Sono uno scrittore indipendente che scrive perché ama farlo: la scrittura, come la pittura, sono le mie due grandi passioni da quando sono adolescente, sebbene non mi sia mai cimentato, pubblicando nulla fino a “ieri”. Poi una notte, svegliatomi di soprassalto, mi sono sentito chiamare sottovoce dalla musa dell’ispirazione e da quel momento, in meno di due mesi ho scritto tre romanzi, uno edito e gli altri due che verranno pubblicati nei prossimi mesi. Scrivo perché amo farlo e da oggi in poi chi avrà voglia, potrà seguirmi leggendo i miei romanzi che parlano di emozioni e sentimenti, di quegli alti e bassi della vita con cui tutti noi dobbiamo fare i conti quotidianamente. Le paure, le gioie, le frustrazioni, sono ciò che danno vita al mio mondo interiore, lo stesso mondo interiore che io, con grande umiltà, desidero condividere con chi vorrà seguirmi avventurandosi con me tra gli abissi e le cime dei paesaggi interiori che mi diverto a creare nelle pagine dei miei libri.

9 commenti su “Connettere le proprie specificità”

  1. Tutto questo è molto giusto.
    Tuttavia quello che io credo – e lo dico da donna che si occupa del sociale, di donne abusate – È che purtroppo manca lo strumento principale per potere arrivare alla cognizione del sé collegato ha una visione ampia di relazione con l’altro da noi : la cultura.

    La tua presentazione mi è piaciuta molto e molto spontanea è corrisponde all’espressione rassicurante del tuo sorriso.
    Chiederti per curiosità perché so benissimo che il mio è un piccolo blog di divertimenti e pensieri espressi volutamente con leggerezza l Che cosa ti ha attratto.
    In ogni caso grazie di essere passato.

    Shera da Roma 🌹🌻🌼

    1. Ps.
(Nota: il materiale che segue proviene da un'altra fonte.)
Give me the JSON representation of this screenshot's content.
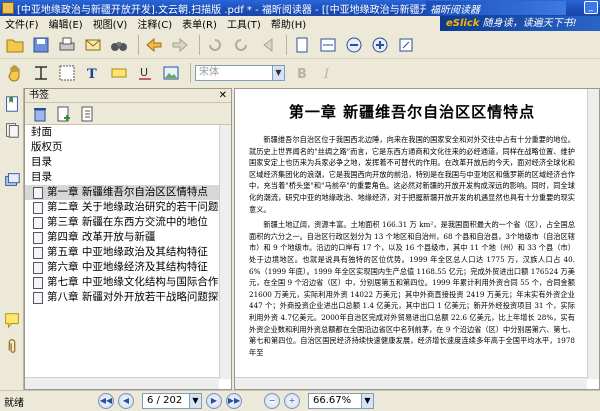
{
  "window": {
    "title": "[中亚地缘政治与新疆开放开发].文云朝.扫描版 .pdf * - 福昕阅读器 - [[中亚地缘政治与新疆开放开发].",
    "ad_text": "福昕阅读器"
  },
  "menubar": {
    "items": [
      "文件(F)",
      "编辑(E)",
      "视图(V)",
      "注释(C)",
      "表单(R)",
      "工具(T)",
      "帮助(H)"
    ],
    "promo_brand": "eSlick",
    "promo_text": "随身读，读遍天下书!"
  },
  "toolbar": {
    "font_placeholder": "宋体"
  },
  "bookmarks": {
    "header": "书签",
    "items": [
      {
        "label": "封面",
        "chapter": false
      },
      {
        "label": "版权页",
        "chapter": false
      },
      {
        "label": "目录",
        "chapter": false
      },
      {
        "label": "目录",
        "chapter": false
      },
      {
        "label": "第一章  新疆维吾尔自治区区情特点",
        "chapter": true,
        "selected": true
      },
      {
        "label": "第二章  关于地缘政治研究的若干问题",
        "chapter": true
      },
      {
        "label": "第三章  新疆在东西方交流中的地位",
        "chapter": true
      },
      {
        "label": "第四章  改革开放与新疆",
        "chapter": true
      },
      {
        "label": "第五章  中亚地缘政治及其结构特征",
        "chapter": true
      },
      {
        "label": "第六章  中亚地缘经济及其结构特征",
        "chapter": true
      },
      {
        "label": "第七章  中亚地缘文化结构与国际合作",
        "chapter": true
      },
      {
        "label": "第八章  新疆对外开放若干战略问题探讨",
        "chapter": true
      }
    ]
  },
  "document": {
    "heading": "第一章    新疆维吾尔自治区区情特点",
    "paragraphs": [
      "新疆维吾尔自治区位于我国西北边陲，向来在我国的国家安全和对外交往中占有十分重要的地位。就历史上世界闻名的\"丝绸之路\"而言，它是东西方通商和文化往来的必经通道，同样在战略位置、维护国家安定上也历来为兵家必争之地，发挥着不可替代的作用。在改革开放后的今天，面对经济全球化和区域经济集团化的浪潮，它是我国西向开放的前沿，特别是在我国与中亚地区和俄罗斯的区域经济合作中，充当着\"桥头堡\"和\"马前卒\"的重要角色。这必然对新疆的开放开发构成深远的影响。同时，同全球化的潮流，研究中亚的地缘政治、地缘经济，对于把握新疆开放开发的机遇显然也具有十分重要的现实意义。",
      "新疆土地辽阔，资源丰富。土地面积 166.31 万 km²，是我国面积最大的一个省（区），占全国总面积的六分之一。自治区行政区划分为 13 个地区和自治州，68 个县和自治县，3个地级市（自治区辖市）和 9 个地级市。沿边的口岸有 17 个，以及 16 个县级市，其中 11 个地（州）和 33 个县（市）处于边境地区。也就是说具有独特的区位优势。1999 年全区总人口达 1775 万，汉族人口占 40.6%（1999 年底）。1999 年全区实现国内生产总值 1168.55 亿元；完成外贸进出口额 176524 万美元，在全国 9 个沿边省（区）中，分别居第五和第四位。1999 年累计利用外资合同 55 个，合同金额 21600 万美元，实际利用外资 14022 万美元；其中外商直接投资 2419 万美元；年末实有外资企业 447 个；外商投资企业进出口总额 1.4 亿美元，其中出口 1 亿美元；新开外经投资项目 31 个，实际利用外资 4.7亿美元。2000年自治区完成对外贸易进出口总额 22.6 亿美元，比上年增长 28%，实有外资企业数和利用外资总额都在全国沿边省区中名列前茅，在 9 个沿边省（区）中分别居第六、第七、第七和第四位。自治区国民经济持续快速健康发展，经济增长速度连续多年高于全国平均水平，1978 年至"
    ]
  },
  "statusbar": {
    "status": "就绪",
    "page_value": "6 / 202",
    "zoom_value": "66.67%"
  },
  "colors": {
    "titlebar": "#1a4fb8",
    "chrome": "#ece9d8",
    "selected_row": "#d7d7d7"
  }
}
Gli errori sono dovuti alla cattiva precisione della dettatura sul cellulare: sono seduta ad un autolavaggio perché ieri dal cornicione dove era parcheggiata le mie macchina è caduto dal cornicione del sesto piano quello che noi a Roma chiamiamo un ‘ sercio’ che mi ha spaccato completamente in 1000 pezzi il lunotto posteriore della mia C1!!!

      1. Mi spiace molto per la tua auto..Mannaggia…sul mio blog sono benvenute ogni tipo di frasi/risposte/citazioni etc…comprese quelle con gli errori…p.s. Adoro gli errori di ogni tipo e forma!

    2. Si condivido..la nostra cultura è parecchio intrisa di “mi riempiono dall’esterno di una serie di nozioni su di me e sul senso della vita che io mi bevo dalla nascita alla morte…” e forse sul tramonto dell’ultimo respiro mi rendo conto che mi sono perso una delle avventure più belle che ci offre la vita…quella relativa alla scoperta di se..
      In merito al tuo blog mi ha colpito perché è molto incentrato sulla immediatezza di ciò che senti la mattina svegliandoti…senza bisogno di troppa programmazione..il che lo considero un grande pregio…non so forse è sbagliato ma io l’ho percepito così..
      Buona giornata

  2. Mi ha dato errore nell’invio del commento, lo riscrivo.
    Dunque, condivido la tua risposta. Sarebbe interessante capire come le dinamiche interne influenzano i fattori del cambiamento, senza cadere in luoghi comuni che detesto!
    Grazie a te per la risposta, sei gentile! 😉 Buona mattinata.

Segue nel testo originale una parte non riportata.